On June 30, 2020, pursuant to that certain Transaction Agreement (the “Transaction Agreement”), dated as of December 19, 2019, as amended on April 28, 2020 and as further amended as of June 22, 2020, among the Registrant (formerly known as IAC/InterActiveCorp, a Delaware corporation (“Old IAC”) and now known as Match Group, Inc. (“New Match”)), IAC Holdings, Inc., a Delaware corporation (now known as IAC/InterActiveCorp (“New IAC”)), Valentine Merger Sub LLC, a Delaware limited liability company, and now known as Match Group Holdings II, LLC, and Match Group, Inc., a Delaware corporation (“Old Match”), among other things, (i) the businesses of Old Match were separated from the remaining businesses of Old IAC through a series of transactions, whereby New Match retained the businesses of Old Match and certain Old IAC financing subsidiaries, and (ii) the pre-transaction stockholders of the Registrant and Old Match (other than Old IAC) own the outstanding shares of common stock of New Match and the pre-transaction stockholders of the Registrant own the outstanding shares of common stock of New IAC (the “Separation”).

 

As a result of the Separation, the Registrant is terminating all offerings of its securities pursuant to the Registration Statements. The Registrant, by filing these Post-Effective Amendments to the Registration Statements pursuant to Rule 478 under the Securities Act of 1933, as amended, hereby terminates the effectiveness of the Registration Statements and removes from registration any and all securities registered but unsold under the Registration Statements as of the date hereof. This filing is made in accordance with the undertakings made by the Registrant in the Registration Statements to remove from registration by means of post-effective amendment any of the securities that were registered which remain unsold as of the date hereof.
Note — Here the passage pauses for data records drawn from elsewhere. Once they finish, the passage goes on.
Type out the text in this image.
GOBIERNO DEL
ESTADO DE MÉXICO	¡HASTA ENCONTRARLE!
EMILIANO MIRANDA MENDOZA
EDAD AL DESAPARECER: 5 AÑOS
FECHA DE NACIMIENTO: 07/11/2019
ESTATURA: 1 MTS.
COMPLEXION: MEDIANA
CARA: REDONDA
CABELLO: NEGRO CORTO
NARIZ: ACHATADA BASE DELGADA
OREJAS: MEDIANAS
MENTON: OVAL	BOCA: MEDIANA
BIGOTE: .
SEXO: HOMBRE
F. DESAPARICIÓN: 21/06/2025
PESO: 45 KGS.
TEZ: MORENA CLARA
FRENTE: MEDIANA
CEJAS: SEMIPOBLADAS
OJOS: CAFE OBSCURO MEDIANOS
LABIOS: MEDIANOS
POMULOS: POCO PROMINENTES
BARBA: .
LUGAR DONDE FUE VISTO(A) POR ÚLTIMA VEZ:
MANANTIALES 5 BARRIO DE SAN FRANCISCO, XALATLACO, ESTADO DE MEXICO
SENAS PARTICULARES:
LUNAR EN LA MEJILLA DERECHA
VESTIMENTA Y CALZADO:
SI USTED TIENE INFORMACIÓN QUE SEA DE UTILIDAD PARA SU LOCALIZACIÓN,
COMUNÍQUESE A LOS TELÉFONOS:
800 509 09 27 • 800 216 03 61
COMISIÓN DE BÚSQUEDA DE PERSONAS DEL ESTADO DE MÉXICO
The Registration Statements are hereby amended, as appropriate, to reflect the deregistration of all such securities.

 

 

 

 

SIGNATURES

 

Pursuant to the requirements of the Securities Act of 1933, the Registrant certifies that it has reasonable grounds to believe that it meets all of the requirements for filing on Form S-8 and has duly caused these Post-Effective Amendments to the Registration Statements to be signed on its behalf by the undersigned, thereunto duly authorized, in Dallas, Texas on July 1, 2020.

 

  MATCH GROUP, INC.
   
   
  By: /s/ Jared F. Sine
    Name: Jared F. Sine
    Title: Chief Legal Officer and Secretary

 

No other person is required to sign this Post-Effective Amendment to the Registration Statements in reliance upon Rule 478 under the Securities Act of 1933, as amended.